C’était il y a dix-huit jours. Une éternité. Samedi 8 juillet, en fin d’après-midi, Emile, 2 ans et demi, est aperçu par deux passants dans les rues du Haut-Vernet, un hameau des Alpes-de-Haute-Provence, où il passe les vacances avec ses grands-parents. Depuis, plus rien. L’enfant semble s’être volatilisé. Malgré d’importants moyens, la mise en place d’une cellule nationale de recherche, l’ouverture d’une information judiciaire, aucune piste n’a émergé. Ou plutôt, aucune des pistes explorées n’a pu être définitivement fermée. L’enfant s’est-il perdu, est-il tombé dans un ravin ou une rivière difficile d’accès ? A-t-il été renversé et son corps caché par l’auteur ? Ou s’oriente-t-on vers une piste purement criminelle, à l’instar d’un enlèvement ?

Si ces questions restent sans réponse, depuis mardi après-midi – et, en principe, jusqu’à samedi – des recherches ont repris. Six chiens du groupe national d’investigation cynophile, spécialement formés à la détection de restes humains, ratissent une zone de cinq kilomètres autour du domicile des grands-parents. « Cela ne veut pas dire qu’on est persuadé que le corps du petit se trouve sur la commune, insiste une source proche de l’enquête. L’objectif est justement de fermer la porte de cette hypothèse. » Les chiens sont appuyés par des drones qui permettent de déceler des formes nécessitant « une levée de doute » – c’est comme ça qu’on dit dans le jargon – et relèvent des sources chaleur, même faibles. « Un corps sans vie peut émettre de la chaleur », précise cette même source.

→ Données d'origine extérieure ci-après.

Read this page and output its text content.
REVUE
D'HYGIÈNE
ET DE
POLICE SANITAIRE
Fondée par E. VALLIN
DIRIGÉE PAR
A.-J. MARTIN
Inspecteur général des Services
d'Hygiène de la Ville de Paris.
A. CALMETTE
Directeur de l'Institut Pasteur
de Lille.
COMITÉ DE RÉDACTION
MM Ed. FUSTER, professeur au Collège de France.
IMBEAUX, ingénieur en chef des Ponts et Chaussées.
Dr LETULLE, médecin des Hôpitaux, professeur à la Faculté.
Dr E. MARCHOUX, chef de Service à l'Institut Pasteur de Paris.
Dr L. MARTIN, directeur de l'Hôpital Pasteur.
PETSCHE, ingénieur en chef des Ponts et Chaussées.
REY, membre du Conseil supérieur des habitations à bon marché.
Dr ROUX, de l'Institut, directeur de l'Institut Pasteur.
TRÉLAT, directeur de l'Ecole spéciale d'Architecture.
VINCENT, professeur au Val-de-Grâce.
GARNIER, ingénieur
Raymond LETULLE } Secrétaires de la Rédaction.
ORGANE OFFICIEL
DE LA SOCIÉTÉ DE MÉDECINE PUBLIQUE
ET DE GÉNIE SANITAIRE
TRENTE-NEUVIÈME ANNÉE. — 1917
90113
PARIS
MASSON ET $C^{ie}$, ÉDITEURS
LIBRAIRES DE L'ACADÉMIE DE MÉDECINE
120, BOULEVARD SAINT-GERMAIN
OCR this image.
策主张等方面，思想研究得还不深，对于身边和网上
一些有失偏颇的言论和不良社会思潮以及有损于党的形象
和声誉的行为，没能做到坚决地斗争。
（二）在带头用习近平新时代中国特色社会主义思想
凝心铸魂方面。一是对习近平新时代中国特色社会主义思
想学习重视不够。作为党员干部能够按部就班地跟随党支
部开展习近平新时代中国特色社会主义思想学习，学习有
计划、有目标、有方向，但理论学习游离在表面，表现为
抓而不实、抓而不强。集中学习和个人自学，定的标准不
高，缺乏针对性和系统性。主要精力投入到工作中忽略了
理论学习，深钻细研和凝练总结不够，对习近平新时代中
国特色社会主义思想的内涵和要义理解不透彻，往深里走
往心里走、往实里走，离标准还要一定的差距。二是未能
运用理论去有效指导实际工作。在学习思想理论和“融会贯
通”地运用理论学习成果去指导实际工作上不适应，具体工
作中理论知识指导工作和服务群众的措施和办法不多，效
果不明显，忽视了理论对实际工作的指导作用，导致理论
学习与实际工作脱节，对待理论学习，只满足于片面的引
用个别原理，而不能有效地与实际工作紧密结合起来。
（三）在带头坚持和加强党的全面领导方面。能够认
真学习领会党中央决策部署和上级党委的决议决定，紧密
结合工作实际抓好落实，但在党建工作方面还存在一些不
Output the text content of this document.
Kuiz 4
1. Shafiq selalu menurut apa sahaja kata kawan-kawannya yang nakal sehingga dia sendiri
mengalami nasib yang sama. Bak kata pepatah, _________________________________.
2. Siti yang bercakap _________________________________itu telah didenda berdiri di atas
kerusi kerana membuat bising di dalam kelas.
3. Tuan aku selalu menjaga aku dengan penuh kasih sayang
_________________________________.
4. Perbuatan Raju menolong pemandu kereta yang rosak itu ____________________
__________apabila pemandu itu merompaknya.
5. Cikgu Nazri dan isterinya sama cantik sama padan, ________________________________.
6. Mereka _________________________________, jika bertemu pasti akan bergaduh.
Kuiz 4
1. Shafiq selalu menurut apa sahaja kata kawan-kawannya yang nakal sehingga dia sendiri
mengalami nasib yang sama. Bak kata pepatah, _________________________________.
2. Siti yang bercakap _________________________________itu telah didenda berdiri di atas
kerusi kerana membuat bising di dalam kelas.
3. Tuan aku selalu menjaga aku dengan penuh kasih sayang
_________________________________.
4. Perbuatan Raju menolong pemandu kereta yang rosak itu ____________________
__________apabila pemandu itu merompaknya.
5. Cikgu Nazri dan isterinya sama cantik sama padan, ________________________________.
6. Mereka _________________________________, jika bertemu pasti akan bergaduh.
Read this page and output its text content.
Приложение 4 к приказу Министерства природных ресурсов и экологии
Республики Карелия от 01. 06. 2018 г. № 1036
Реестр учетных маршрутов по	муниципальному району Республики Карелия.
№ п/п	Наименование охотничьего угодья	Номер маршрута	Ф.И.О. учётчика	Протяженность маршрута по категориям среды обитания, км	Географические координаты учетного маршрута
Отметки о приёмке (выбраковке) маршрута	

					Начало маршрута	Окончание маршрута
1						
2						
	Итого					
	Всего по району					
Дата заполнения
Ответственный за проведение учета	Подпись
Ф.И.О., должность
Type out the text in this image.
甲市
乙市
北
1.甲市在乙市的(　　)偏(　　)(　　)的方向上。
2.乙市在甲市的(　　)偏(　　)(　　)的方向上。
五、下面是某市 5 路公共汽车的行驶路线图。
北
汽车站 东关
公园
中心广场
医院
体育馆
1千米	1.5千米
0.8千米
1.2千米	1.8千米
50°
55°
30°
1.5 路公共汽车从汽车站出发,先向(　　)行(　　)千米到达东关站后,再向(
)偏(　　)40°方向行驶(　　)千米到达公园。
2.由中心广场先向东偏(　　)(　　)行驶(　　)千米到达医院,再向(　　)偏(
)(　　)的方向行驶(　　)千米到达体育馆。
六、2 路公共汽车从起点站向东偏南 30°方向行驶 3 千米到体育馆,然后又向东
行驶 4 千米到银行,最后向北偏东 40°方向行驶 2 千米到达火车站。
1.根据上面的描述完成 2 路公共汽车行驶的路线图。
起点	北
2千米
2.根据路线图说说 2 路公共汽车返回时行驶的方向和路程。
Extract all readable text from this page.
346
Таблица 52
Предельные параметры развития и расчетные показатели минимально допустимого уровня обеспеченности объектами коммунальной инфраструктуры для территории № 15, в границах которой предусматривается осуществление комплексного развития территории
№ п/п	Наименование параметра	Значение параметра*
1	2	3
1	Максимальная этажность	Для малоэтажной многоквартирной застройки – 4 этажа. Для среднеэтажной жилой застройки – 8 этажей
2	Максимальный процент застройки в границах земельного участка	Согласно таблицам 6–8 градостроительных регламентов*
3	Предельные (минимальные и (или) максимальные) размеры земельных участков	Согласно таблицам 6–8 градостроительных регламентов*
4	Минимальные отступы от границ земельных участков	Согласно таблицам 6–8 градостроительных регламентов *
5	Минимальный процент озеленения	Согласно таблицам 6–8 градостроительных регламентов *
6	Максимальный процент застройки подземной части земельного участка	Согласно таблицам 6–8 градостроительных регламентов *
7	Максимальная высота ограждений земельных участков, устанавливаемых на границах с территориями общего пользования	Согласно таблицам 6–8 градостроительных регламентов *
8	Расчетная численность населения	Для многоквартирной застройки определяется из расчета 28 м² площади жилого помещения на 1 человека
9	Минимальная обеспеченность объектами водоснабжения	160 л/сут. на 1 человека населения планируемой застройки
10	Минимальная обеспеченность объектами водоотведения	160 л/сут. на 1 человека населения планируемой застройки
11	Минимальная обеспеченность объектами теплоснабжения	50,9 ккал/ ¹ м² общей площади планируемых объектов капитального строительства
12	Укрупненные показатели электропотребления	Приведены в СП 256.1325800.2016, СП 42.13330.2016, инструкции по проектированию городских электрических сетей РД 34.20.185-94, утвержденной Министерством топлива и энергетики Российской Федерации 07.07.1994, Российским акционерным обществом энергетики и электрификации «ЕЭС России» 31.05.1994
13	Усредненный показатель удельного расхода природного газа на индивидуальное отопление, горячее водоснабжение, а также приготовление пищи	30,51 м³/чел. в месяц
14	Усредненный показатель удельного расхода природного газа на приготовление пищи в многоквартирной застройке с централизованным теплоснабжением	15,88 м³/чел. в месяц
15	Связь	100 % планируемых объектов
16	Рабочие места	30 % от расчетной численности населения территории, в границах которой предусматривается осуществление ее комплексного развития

« Quand on dit qu’aucune piste n’est exclue, ce n’est pas une manière de parler »

La zone dans laquelle travaillent les enquêteurs a pourtant déjà fait l’objet d’intenses recherches. 90 hectares de champs, de bois ou de terrains escarpés ont été minutieusement ratissés par quelque 800 bénévoles, des gendarmes spécialisés, des chiens Saint-Hubert spécialisés dans la recherche de disparus, survolés par des drones et un hélicoptère. Les premiers éléments de l’enquête suggéraient la piste d’un égarement après qu’Emile a échappé à la vigilance de ses grands-parents. La zone est escarpée, avec de nombreux recoins. La minutie des recherches a-t-elle permis d’écarter l’hypothèse selon laquelle le petit garçon se serait perdu ? « Pas du tout, poursuit cette même source. Quand on dit qu’aucune piste n’est exclue, ce n’est pas une manière de parler, c’est la réalité. » Les enquêteurs ont notamment en tête l’affaire Lucas Tronche : le corps de l’adolescent a été découvert six ans après sa disparition, dans un ravin, à un kilomètre de son domicile.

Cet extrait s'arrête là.